If you’re saving for your child’s future, you probably want to make the most of the money you’re putting away. That’s why you might consider putting the money in a tax-free account just like an adult ISA, so that income tax isn’t charged on the savings interest.
Since April 2015, Junior ISAs (JISAs) have been available for this very purpose and you can save into one on your child’s behalf. However, if you saved for your child before this date you might have opened a Child Trust Fund (CTF), a now defunct tax-free savings product. You can transfer any CTFs you may have into a JISA, but is it a good idea to do this?
Switch or stay?
Generally speaking, cash JISAs are better than cash CTFs so if you’ve got your child’s money saved in the older product, it’s usually a good idea to switch.
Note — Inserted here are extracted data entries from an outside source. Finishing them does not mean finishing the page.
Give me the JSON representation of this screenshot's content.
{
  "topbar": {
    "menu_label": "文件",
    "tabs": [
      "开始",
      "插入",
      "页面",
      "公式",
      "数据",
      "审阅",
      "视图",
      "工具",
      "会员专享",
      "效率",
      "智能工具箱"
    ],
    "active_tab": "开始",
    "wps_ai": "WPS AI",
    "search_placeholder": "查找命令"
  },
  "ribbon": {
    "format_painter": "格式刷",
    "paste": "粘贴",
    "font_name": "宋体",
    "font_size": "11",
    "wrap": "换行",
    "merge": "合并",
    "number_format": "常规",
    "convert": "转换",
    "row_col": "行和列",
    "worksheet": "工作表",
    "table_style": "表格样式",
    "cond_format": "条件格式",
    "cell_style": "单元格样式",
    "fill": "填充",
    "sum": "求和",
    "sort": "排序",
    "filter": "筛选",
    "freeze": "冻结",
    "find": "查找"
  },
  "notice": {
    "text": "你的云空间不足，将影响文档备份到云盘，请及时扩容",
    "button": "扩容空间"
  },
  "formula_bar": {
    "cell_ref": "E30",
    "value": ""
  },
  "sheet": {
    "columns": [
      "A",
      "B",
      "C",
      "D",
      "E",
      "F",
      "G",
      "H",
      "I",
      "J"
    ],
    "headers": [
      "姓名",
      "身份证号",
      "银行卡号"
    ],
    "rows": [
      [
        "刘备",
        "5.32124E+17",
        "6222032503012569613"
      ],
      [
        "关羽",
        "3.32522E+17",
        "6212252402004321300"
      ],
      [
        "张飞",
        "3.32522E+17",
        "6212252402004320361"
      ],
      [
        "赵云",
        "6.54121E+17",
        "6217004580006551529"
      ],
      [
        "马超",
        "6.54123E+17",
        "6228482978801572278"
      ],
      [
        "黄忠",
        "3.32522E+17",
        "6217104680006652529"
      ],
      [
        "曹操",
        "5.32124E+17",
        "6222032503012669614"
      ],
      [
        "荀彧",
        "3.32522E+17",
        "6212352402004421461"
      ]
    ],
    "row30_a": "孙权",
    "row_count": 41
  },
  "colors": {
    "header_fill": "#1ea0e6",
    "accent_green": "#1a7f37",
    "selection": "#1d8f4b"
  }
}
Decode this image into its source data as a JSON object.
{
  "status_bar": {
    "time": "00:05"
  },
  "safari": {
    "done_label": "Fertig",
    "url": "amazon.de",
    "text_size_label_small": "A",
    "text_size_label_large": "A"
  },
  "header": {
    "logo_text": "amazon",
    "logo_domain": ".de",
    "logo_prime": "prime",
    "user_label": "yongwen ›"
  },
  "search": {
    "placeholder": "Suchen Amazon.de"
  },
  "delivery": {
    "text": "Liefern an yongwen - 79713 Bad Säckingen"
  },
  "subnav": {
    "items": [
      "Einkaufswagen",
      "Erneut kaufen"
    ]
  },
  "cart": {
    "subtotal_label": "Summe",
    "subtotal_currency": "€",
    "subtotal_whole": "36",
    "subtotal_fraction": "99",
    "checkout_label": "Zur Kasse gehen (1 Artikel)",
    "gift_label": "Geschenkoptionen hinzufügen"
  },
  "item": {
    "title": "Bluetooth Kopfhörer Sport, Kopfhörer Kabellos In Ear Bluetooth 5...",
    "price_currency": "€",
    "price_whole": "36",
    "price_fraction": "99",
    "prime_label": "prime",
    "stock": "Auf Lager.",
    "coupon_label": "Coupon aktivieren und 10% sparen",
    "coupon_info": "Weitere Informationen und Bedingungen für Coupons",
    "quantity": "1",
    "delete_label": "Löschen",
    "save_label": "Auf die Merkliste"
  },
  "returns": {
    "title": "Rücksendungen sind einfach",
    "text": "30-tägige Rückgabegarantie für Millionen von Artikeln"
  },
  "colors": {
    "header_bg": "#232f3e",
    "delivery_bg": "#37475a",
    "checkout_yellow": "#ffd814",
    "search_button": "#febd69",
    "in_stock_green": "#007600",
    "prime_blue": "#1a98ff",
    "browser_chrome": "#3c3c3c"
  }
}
This is because the top cash JISAs have better interest rates so you’ll probably be getting a better return on what you’re saving.
However, one reason why you might want to think twice about switching is if your CTF charges you high fees to withdraw money out of it or close it. Accounts from different providers have varying levels of fees so it’s a good idea to check the details of your CTF to find out whether it’s worth switching out of it for sure.
The decision whether to switch might also be a bit trickier if you were previously saving in an investment CTF and you’re looking to switch to an investment JISA. What you ultimately decide will depend on how your investment portfolio in your current CTF is performing and what’s available in investment JISAs, so it’s worth speaking to a financial adviser about this.
How to transfer
If you do decide to switch your child’s CTF to a JISA, you’ll first need to find the best performing account for you. Some JISAs offer over 3% AER so have a look at what’s available from some of the account providers – some will let you make transfers, others will offer a better rate if you already hold an adult ISA with them as well.
When you’ve opened the JISA, you’ll need to complete a ‘Junior ISA transfer form’ – this will be available from your account provider. You’ll have to detail information about your CTF and submit this to your new JISA provider – it will then carry out the switch for you. This should be completed within 30 days, and your old CTF will then be closed.
Saving for your child
No matter whether you’re saving into a JISA or a CTF, the amount you’ll be able to save in one year is the same – £4,080. In a CTF, a year runs from your child’s birthday to their next birthday whereas with a JISA, it follows the tax year from 6 April. Both will lock their money away until your child’s 18th birthday so you can really start to build up a nest egg for their adulthood.
If you want to save more than £4,080 in a year, you’ll have to save this in another savings account. Whenever you open a savings account in your child’s name, you’ll have to fill out an R85 form to ensure they don’t have to pay tax on their savings interest. You’ll be able to pay as much money as you like into this, but your child can only earn up to £100 in interest tax-free in a year. If you save more than this, tax will be charged at your income tax rate.
However, this limit only applies to money given by a parent or step-parent so if your child has very generous grandparents or other relatives, they’ll still be able to save this money without paying tax on the interest.